What can help you navigate radical uncertainty? Asking the crowd. In this feature, we present the final results of our year-long experiment with crowd predictions. Taking stock of what we learned, where the crowd got it right and how they went wrong, we ask: could crowd forecasting have an increasingly important role in decision-making for the complex times that we face?
Why do we make predictions? From career changes to family planning, predictions help us to grapple with the uncertainty of what can and will happen in the future. At the individual level, they are fundamental to the way we learn to see and interpret the world. As we encounter stimuli such as images and sounds our brains are constantly creating micro-predictions based on prior encounters and contextual information. These predictions are important in helping us to notice when there is something unexpected in our environment, so that we adapt our responses accordingly. And so we don’t step out onto the road when we see a car approaching.
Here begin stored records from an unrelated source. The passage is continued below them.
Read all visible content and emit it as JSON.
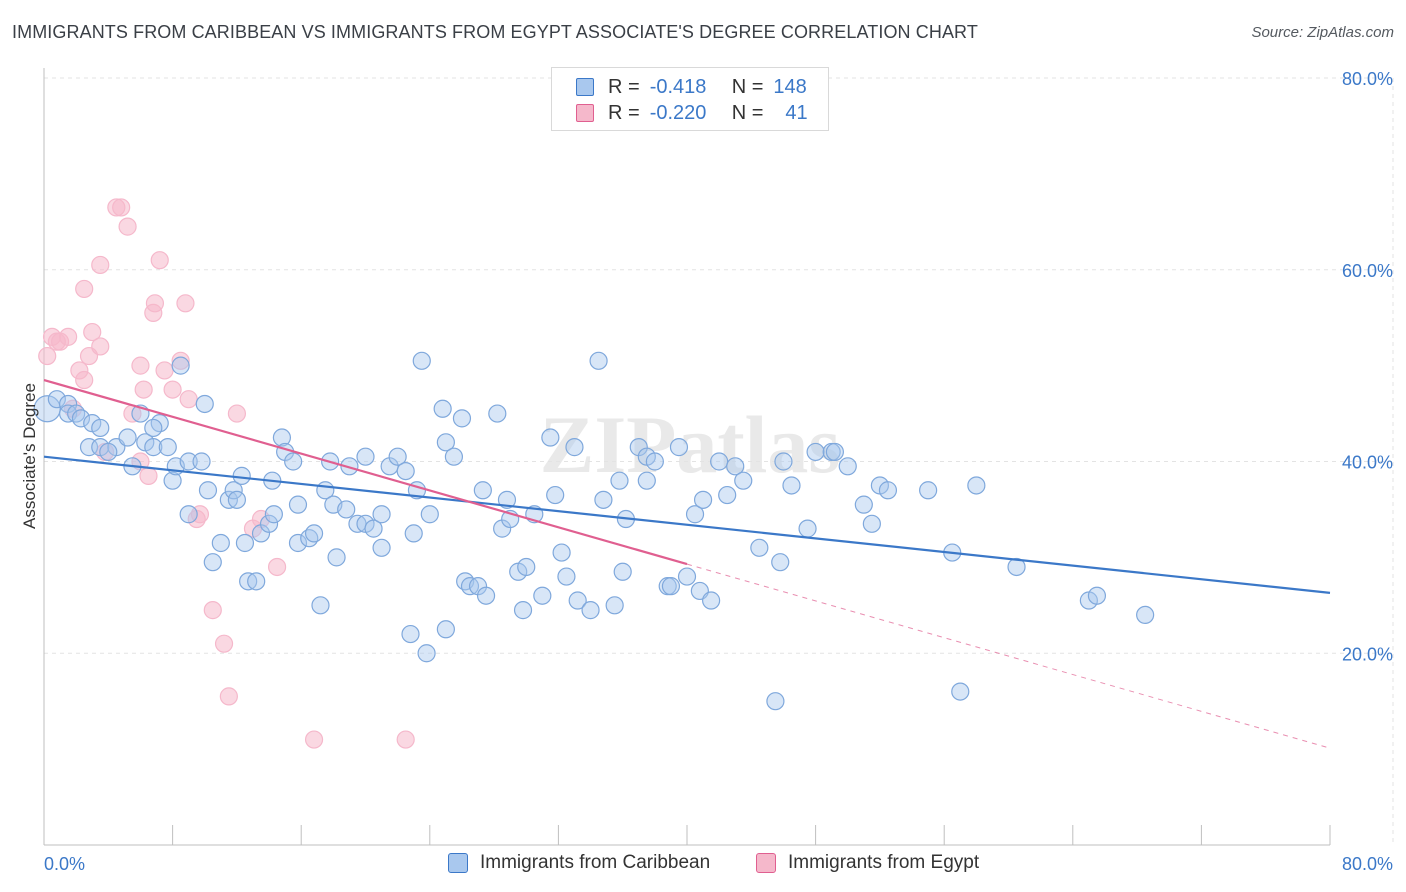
{
  "header": {
    "title": "IMMIGRANTS FROM CARIBBEAN VS IMMIGRANTS FROM EGYPT ASSOCIATE'S DEGREE CORRELATION CHART",
    "source": "Source: ZipAtlas.com"
  },
  "watermark": "ZIPatlas",
  "legend": {
    "rows": [
      {
        "r_label": "R =",
        "r_value": "-0.418",
        "n_label": "N =",
        "n_value": "148"
      },
      {
        "r_label": "R =",
        "r_value": "-0.220",
        "n_label": "N =",
        "n_value": "41"
      }
    ]
  },
  "bottom_legend": {
    "caribbean": "Immigrants from Caribbean",
    "egypt": "Immigrants from Egypt"
  },
  "colors": {
    "blue": "#3b78c8",
    "blue_fill": "#a9c8ee",
    "pink": "#e05f90",
    "pink_fill": "#f5b8cb",
    "grid": "#e3e3e3"
  },
  "chart_data": {
    "type": "scatter",
    "title": "IMMIGRANTS FROM CARIBBEAN VS IMMIGRANTS FROM EGYPT ASSOCIATE'S DEGREE CORRELATION CHART",
    "xlabel": "",
    "ylabel": "Associate's Degree",
    "xlim": [
      0,
      80
    ],
    "ylim": [
      0,
      80
    ],
    "x_tick_labels": [
      "0.0%",
      "80.0%"
    ],
    "y_ticks": [
      20,
      40,
      60,
      80
    ],
    "y_tick_labels": [
      "20.0%",
      "40.0%",
      "60.0%",
      "80.0%"
    ],
    "grid": true,
    "legend_position": "top-center",
    "series": [
      {
        "name": "Immigrants from Caribbean",
        "color": "#3b78c8",
        "r": -0.418,
        "n": 148,
        "trend": {
          "x": [
            0,
            80
          ],
          "y": [
            40.5,
            26.3
          ]
        },
        "points": [
          [
            0.2,
            45.5
          ],
          [
            0.8,
            46.5
          ],
          [
            1.5,
            46
          ],
          [
            1.5,
            45
          ],
          [
            2,
            45
          ],
          [
            2.3,
            44.5
          ],
          [
            3,
            44
          ],
          [
            3.5,
            43.5
          ],
          [
            2.8,
            41.5
          ],
          [
            3.5,
            41.5
          ],
          [
            4.5,
            41.5
          ],
          [
            4,
            41
          ],
          [
            5.2,
            42.5
          ],
          [
            5.5,
            39.5
          ],
          [
            6,
            45
          ],
          [
            6.3,
            42
          ],
          [
            6.8,
            41.5
          ],
          [
            7.2,
            44
          ],
          [
            6.8,
            43.5
          ],
          [
            7.7,
            41.5
          ],
          [
            8,
            38
          ],
          [
            8.2,
            39.5
          ],
          [
            8.5,
            50
          ],
          [
            9,
            40
          ],
          [
            9,
            34.5
          ],
          [
            9.8,
            40
          ],
          [
            10,
            46
          ],
          [
            10.2,
            37
          ],
          [
            10.5,
            29.5
          ],
          [
            11,
            31.5
          ],
          [
            11.5,
            36
          ],
          [
            11.8,
            37
          ],
          [
            12,
            36
          ],
          [
            12.3,
            38.5
          ],
          [
            12.5,
            31.5
          ],
          [
            12.7,
            27.5
          ],
          [
            13.2,
            27.5
          ],
          [
            13.5,
            32.5
          ],
          [
            14,
            33.5
          ],
          [
            14.2,
            38
          ],
          [
            14.3,
            34.5
          ],
          [
            14.8,
            42.5
          ],
          [
            15,
            41
          ],
          [
            15.5,
            40
          ],
          [
            15.8,
            35.5
          ],
          [
            15.8,
            31.5
          ],
          [
            16.5,
            32
          ],
          [
            16.8,
            32.5
          ],
          [
            17.2,
            25
          ],
          [
            17.5,
            37
          ],
          [
            17.8,
            40
          ],
          [
            18,
            35.5
          ],
          [
            18.2,
            30
          ],
          [
            18.8,
            35
          ],
          [
            19,
            39.5
          ],
          [
            19.5,
            33.5
          ],
          [
            20,
            40.5
          ],
          [
            20,
            33.5
          ],
          [
            20.5,
            33
          ],
          [
            21,
            31
          ],
          [
            21,
            34.5
          ],
          [
            21.5,
            39.5
          ],
          [
            22,
            40.5
          ],
          [
            22.5,
            39
          ],
          [
            22.8,
            22
          ],
          [
            23,
            32.5
          ],
          [
            23.2,
            37
          ],
          [
            23.5,
            50.5
          ],
          [
            23.8,
            20
          ],
          [
            24,
            34.5
          ],
          [
            24.8,
            45.5
          ],
          [
            25,
            42
          ],
          [
            25,
            22.5
          ],
          [
            25.5,
            40.5
          ],
          [
            26,
            44.5
          ],
          [
            26.2,
            27.5
          ],
          [
            26.5,
            27
          ],
          [
            27,
            27
          ],
          [
            27.3,
            37
          ],
          [
            27.5,
            26
          ],
          [
            28.2,
            45
          ],
          [
            28.5,
            33
          ],
          [
            28.8,
            36
          ],
          [
            29,
            34
          ],
          [
            29.5,
            28.5
          ],
          [
            29.8,
            24.5
          ],
          [
            30,
            29
          ],
          [
            30.5,
            34.5
          ],
          [
            31,
            26
          ],
          [
            31.5,
            42.5
          ],
          [
            31.8,
            36.5
          ],
          [
            32.2,
            30.5
          ],
          [
            32.5,
            28
          ],
          [
            33,
            41.5
          ],
          [
            33.2,
            25.5
          ],
          [
            34,
            24.5
          ],
          [
            34.5,
            50.5
          ],
          [
            34.8,
            36
          ],
          [
            35.5,
            25
          ],
          [
            35.8,
            38
          ],
          [
            36,
            28.5
          ],
          [
            36.2,
            34
          ],
          [
            37,
            41.5
          ],
          [
            37.5,
            38
          ],
          [
            37.5,
            40.5
          ],
          [
            38,
            40
          ],
          [
            38.8,
            27
          ],
          [
            39,
            27
          ],
          [
            39.5,
            41.5
          ],
          [
            40,
            28
          ],
          [
            40.5,
            34.5
          ],
          [
            40.8,
            26.5
          ],
          [
            41,
            36
          ],
          [
            41.5,
            25.5
          ],
          [
            42,
            40
          ],
          [
            42.5,
            36.5
          ],
          [
            43,
            39.5
          ],
          [
            43.5,
            38
          ],
          [
            44.5,
            31
          ],
          [
            46,
            40
          ],
          [
            45.8,
            29.5
          ],
          [
            45.5,
            15
          ],
          [
            46.5,
            37.5
          ],
          [
            47.5,
            33
          ],
          [
            48,
            41
          ],
          [
            49,
            41
          ],
          [
            49.2,
            41
          ],
          [
            50,
            39.5
          ],
          [
            51,
            35.5
          ],
          [
            51.5,
            33.5
          ],
          [
            52,
            37.5
          ],
          [
            52.5,
            37
          ],
          [
            55,
            37
          ],
          [
            56.5,
            30.5
          ],
          [
            57,
            16
          ],
          [
            58,
            37.5
          ],
          [
            60.5,
            29
          ],
          [
            65,
            25.5
          ],
          [
            65.5,
            26
          ],
          [
            68.5,
            24
          ]
        ]
      },
      {
        "name": "Immigrants from Egypt",
        "color": "#e05f90",
        "r": -0.22,
        "n": 41,
        "trend": {
          "x": [
            0,
            40
          ],
          "y": [
            48.5,
            29.3
          ]
        },
        "trend_dashed": {
          "x": [
            40,
            80
          ],
          "y": [
            29.3,
            10.1
          ]
        },
        "points": [
          [
            0.2,
            51
          ],
          [
            0.5,
            53
          ],
          [
            0.8,
            52.5
          ],
          [
            1,
            52.5
          ],
          [
            1.5,
            53
          ],
          [
            1.8,
            45.5
          ],
          [
            2.2,
            49.5
          ],
          [
            2.5,
            48.5
          ],
          [
            2.8,
            51
          ],
          [
            3,
            53.5
          ],
          [
            3.5,
            52
          ],
          [
            3.8,
            41
          ],
          [
            2.5,
            58
          ],
          [
            3.5,
            60.5
          ],
          [
            4.5,
            66.5
          ],
          [
            4.8,
            66.5
          ],
          [
            5.2,
            64.5
          ],
          [
            5.5,
            45
          ],
          [
            6,
            40
          ],
          [
            6,
            50
          ],
          [
            6.2,
            47.5
          ],
          [
            6.5,
            38.5
          ],
          [
            6.8,
            55.5
          ],
          [
            6.9,
            56.5
          ],
          [
            7.2,
            61
          ],
          [
            7.5,
            49.5
          ],
          [
            8,
            47.5
          ],
          [
            8.5,
            50.5
          ],
          [
            8.8,
            56.5
          ],
          [
            9,
            46.5
          ],
          [
            9.5,
            34
          ],
          [
            9.7,
            34.5
          ],
          [
            10.5,
            24.5
          ],
          [
            11.2,
            21
          ],
          [
            11.5,
            15.5
          ],
          [
            12,
            45
          ],
          [
            13,
            33
          ],
          [
            13.5,
            34
          ],
          [
            14.5,
            29
          ],
          [
            16.8,
            11
          ],
          [
            22.5,
            11
          ]
        ]
      }
    ]
  }
}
When it comes to longer-term predictions about events that affect entire communities or even nations, governments also turn to predictions to manage uncertainty and, most importantly, take action. As COVID-19 continues to disrupt the world, we see forecasts and predictions being used to model the spread of the disease, understand the potential impact of policy interventions and even anticipate the next large scale outbreak.
The coronavirus pandemic is one reminder that the world can suddenly change, but just twelve months ago, the UK was facing an altogether different source of uncertainty. Fresh from the extension of Article 50 at the end of March 2019, parliamentary debates had become increasingly fraught and two new political parties were gaining momentum in the run-up to the UK's European parliamentary elections. Looking back, Brexit may be but a distant memory, but it helped to define many events in 2019, from politics to the economy.
Who could have predicted that by December 2019 the UK would have seen yet another extension to Article 50 and a large Conservative majority in a General Election? One surprising answer is that over the course of 2019, a global crowd of more than 7,500 non-experts forecast these outcomes...as well as many others. Between them, they submitted more than 33,000 predictions in response to 19 questions about Brexit, technology, health and more. This crowd of forecasters were part of a year-long predictions challenge we hosted in partnership with BBC Future.
This three-part series concludes our experiment with crowd predictions and presents the final results. In the first part, we cover the headline findings and what they could mean for the future of decision-making. We give a full question-by-question overview of the crowd consensus results in the second part of our series, as well as what we can learn from where the crowd got it wrong. The third and final part presents the lessons learned and gives our top tips on setting questions for crowd predictions.